На помощь Умнову бросилось несколько человек.

Мелихов крикнул:

— Разведите их!.. Чтобы этого безобразия не было!

Его послушались. Через несколько минут тете Симе вручили измятые тетрадки. Котов — его изрядно помяли — выбежал на улицу, и оттуда в окно донесся его крик:

— Пиши завещание, Умнов! Нынче худо тебе будет!

Тетя Сима, овладев своим сокровищем, поспешила к себе.

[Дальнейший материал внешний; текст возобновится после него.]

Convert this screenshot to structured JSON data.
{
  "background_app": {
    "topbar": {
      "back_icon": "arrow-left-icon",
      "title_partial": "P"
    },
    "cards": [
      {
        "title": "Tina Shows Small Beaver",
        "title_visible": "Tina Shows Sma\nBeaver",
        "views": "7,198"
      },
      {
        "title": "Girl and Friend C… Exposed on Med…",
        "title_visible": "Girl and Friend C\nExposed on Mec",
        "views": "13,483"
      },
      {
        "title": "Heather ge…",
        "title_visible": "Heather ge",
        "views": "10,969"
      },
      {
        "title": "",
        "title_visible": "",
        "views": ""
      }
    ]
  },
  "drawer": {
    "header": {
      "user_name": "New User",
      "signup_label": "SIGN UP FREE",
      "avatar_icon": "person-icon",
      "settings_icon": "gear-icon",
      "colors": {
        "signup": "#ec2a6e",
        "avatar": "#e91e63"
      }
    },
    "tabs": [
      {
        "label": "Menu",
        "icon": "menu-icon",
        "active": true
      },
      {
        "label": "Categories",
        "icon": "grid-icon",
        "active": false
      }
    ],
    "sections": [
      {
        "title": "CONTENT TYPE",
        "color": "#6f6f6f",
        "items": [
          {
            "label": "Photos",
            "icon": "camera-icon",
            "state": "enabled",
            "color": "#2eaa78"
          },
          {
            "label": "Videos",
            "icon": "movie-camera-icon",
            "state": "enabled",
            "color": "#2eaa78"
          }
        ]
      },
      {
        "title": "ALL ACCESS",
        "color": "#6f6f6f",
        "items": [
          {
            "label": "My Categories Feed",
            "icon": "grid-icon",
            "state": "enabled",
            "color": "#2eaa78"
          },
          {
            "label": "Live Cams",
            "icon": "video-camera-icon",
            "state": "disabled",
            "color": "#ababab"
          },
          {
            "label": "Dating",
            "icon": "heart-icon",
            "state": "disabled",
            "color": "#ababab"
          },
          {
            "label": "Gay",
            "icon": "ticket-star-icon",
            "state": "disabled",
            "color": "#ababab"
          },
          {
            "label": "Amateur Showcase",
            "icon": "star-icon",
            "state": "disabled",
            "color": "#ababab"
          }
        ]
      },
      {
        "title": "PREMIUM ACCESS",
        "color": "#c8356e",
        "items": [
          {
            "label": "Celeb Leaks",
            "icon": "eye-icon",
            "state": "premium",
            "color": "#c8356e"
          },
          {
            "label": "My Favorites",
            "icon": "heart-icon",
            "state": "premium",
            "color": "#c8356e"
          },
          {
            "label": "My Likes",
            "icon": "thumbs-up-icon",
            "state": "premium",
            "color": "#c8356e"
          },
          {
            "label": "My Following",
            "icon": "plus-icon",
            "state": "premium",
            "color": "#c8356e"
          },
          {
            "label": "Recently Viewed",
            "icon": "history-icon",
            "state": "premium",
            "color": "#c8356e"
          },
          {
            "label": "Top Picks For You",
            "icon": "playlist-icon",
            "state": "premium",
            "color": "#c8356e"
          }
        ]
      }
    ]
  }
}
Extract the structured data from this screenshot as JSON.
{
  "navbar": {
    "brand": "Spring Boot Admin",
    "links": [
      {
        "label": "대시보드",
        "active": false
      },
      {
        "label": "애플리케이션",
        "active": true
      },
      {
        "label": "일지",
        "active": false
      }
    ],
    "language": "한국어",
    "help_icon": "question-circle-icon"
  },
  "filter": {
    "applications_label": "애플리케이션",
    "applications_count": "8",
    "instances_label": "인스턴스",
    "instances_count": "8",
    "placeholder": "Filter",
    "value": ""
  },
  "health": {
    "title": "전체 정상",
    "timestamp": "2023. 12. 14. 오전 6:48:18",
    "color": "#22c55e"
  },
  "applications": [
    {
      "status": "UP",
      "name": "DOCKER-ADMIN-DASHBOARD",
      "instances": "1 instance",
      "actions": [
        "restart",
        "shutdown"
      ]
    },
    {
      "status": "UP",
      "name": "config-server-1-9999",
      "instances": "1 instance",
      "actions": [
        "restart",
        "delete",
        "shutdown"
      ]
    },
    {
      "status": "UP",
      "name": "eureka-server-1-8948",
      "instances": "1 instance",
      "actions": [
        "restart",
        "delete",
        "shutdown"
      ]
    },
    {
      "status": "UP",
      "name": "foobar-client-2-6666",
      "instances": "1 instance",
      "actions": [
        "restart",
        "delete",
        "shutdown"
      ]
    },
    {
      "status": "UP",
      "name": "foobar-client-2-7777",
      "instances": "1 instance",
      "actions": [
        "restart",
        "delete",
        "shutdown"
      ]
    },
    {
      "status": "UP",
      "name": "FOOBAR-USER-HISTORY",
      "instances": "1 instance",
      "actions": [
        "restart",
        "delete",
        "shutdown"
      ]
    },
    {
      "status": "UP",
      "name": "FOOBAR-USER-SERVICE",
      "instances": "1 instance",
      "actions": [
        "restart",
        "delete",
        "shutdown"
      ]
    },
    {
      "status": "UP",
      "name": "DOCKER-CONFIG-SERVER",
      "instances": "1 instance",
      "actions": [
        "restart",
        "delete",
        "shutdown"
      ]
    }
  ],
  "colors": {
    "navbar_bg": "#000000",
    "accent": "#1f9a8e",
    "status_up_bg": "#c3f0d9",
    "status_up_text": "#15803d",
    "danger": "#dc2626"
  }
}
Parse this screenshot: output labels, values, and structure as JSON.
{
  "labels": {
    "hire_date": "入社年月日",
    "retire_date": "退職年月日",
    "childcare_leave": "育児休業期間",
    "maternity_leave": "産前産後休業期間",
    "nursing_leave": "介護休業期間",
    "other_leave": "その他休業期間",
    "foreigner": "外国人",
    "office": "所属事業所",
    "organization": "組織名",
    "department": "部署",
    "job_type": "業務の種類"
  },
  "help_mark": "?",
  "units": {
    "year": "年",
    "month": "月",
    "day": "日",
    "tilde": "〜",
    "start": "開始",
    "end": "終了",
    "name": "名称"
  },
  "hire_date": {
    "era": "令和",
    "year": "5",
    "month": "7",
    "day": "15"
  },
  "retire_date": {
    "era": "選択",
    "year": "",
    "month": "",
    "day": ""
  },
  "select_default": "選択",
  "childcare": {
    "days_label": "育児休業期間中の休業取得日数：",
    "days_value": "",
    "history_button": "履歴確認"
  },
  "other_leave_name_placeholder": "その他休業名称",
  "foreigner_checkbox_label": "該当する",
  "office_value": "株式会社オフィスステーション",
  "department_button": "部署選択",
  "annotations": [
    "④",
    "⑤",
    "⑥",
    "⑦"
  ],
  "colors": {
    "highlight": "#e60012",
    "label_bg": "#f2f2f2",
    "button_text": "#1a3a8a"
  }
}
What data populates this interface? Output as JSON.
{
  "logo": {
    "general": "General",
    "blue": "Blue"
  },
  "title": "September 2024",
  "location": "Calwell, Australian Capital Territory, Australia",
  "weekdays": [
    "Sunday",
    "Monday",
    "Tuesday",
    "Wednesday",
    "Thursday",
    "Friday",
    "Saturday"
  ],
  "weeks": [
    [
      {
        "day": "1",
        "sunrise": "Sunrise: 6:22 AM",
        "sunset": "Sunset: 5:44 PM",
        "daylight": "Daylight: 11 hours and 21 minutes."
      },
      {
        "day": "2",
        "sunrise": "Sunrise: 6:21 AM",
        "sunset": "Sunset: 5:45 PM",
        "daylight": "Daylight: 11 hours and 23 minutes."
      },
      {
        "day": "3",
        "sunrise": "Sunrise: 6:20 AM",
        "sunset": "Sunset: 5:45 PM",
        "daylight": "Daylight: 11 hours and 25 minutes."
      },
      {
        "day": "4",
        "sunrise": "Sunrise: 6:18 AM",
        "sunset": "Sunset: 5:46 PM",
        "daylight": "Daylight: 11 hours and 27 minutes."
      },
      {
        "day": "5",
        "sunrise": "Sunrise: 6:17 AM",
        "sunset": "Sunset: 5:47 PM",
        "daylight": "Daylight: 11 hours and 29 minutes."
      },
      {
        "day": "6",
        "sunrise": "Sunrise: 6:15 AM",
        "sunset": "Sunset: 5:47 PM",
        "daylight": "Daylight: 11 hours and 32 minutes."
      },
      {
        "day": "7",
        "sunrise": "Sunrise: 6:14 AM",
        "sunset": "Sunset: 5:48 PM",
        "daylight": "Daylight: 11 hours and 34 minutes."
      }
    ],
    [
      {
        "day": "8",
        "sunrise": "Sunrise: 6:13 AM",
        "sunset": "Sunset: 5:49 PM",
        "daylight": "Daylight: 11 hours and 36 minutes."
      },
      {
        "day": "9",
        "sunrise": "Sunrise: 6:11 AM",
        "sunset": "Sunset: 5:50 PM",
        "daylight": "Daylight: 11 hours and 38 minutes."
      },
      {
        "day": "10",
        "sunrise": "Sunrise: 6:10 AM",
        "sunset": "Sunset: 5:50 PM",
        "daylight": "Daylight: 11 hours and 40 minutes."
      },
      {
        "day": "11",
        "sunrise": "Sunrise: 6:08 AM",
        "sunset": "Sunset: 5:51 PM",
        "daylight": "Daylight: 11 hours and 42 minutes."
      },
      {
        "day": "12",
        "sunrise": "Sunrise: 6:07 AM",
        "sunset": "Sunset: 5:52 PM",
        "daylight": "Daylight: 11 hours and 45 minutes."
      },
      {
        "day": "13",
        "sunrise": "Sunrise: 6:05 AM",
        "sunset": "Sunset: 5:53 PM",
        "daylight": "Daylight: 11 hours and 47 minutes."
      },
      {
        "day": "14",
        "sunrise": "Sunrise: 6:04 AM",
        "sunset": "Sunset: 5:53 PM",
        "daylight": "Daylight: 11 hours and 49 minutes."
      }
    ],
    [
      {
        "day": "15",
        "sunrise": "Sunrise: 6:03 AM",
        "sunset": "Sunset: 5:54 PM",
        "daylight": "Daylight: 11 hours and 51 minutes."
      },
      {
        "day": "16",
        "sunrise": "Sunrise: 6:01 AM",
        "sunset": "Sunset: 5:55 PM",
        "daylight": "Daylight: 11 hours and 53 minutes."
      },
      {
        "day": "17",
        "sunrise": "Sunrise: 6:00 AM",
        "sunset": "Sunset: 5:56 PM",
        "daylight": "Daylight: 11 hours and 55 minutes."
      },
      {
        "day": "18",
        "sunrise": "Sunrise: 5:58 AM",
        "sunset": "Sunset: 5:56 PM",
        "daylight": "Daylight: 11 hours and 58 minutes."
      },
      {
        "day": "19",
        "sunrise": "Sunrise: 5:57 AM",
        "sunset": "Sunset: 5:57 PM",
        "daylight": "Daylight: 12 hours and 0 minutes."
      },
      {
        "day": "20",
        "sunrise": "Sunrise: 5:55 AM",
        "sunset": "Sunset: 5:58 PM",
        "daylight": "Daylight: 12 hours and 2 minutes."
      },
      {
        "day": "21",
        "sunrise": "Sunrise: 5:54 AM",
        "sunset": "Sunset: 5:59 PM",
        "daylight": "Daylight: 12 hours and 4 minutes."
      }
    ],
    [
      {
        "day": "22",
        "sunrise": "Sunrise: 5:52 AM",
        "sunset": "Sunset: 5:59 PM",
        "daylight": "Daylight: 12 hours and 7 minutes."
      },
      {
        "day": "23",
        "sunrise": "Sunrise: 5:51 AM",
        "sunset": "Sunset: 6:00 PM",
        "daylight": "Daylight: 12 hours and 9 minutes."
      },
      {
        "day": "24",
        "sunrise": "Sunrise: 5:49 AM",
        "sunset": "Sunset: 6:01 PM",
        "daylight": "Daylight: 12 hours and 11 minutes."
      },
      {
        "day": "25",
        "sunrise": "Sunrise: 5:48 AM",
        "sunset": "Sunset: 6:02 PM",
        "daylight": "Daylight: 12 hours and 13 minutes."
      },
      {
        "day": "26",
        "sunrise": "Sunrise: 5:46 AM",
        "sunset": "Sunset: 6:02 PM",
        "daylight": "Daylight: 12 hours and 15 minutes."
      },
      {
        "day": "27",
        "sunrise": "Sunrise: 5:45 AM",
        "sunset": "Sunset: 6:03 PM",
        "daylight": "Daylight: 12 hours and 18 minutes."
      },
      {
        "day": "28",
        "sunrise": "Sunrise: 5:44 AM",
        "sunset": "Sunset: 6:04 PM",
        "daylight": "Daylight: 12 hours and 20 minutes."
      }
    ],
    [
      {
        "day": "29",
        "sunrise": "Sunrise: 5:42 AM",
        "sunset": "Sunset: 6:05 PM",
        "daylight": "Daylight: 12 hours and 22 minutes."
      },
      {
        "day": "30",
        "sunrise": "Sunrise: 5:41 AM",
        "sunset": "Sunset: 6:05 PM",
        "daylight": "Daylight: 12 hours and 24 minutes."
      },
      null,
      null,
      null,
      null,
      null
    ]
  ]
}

Мелихов остался с воспитанниками. Они держались теперь как виноватые. Он долго дружески пенял их за все сегодняшние скандалы. Вспомнил он и про ограбленную бабу.

— Мы не грабили, мы ее только попугали, — признавались со смехом ребята.

— Разве так можно пугать? Нам нужно держать ухо востро, — говорил Мелихов. — Мужики вас боятся и ненавидят. Вы для них жулики. А нужно заслужить у них доверие. Вот вы пошутили, а разве вам поверят?.. Не узелки воровать да старух пугать — наше дело, а наше дело — хорошо работать, вот тогда нам от всех будет доверие.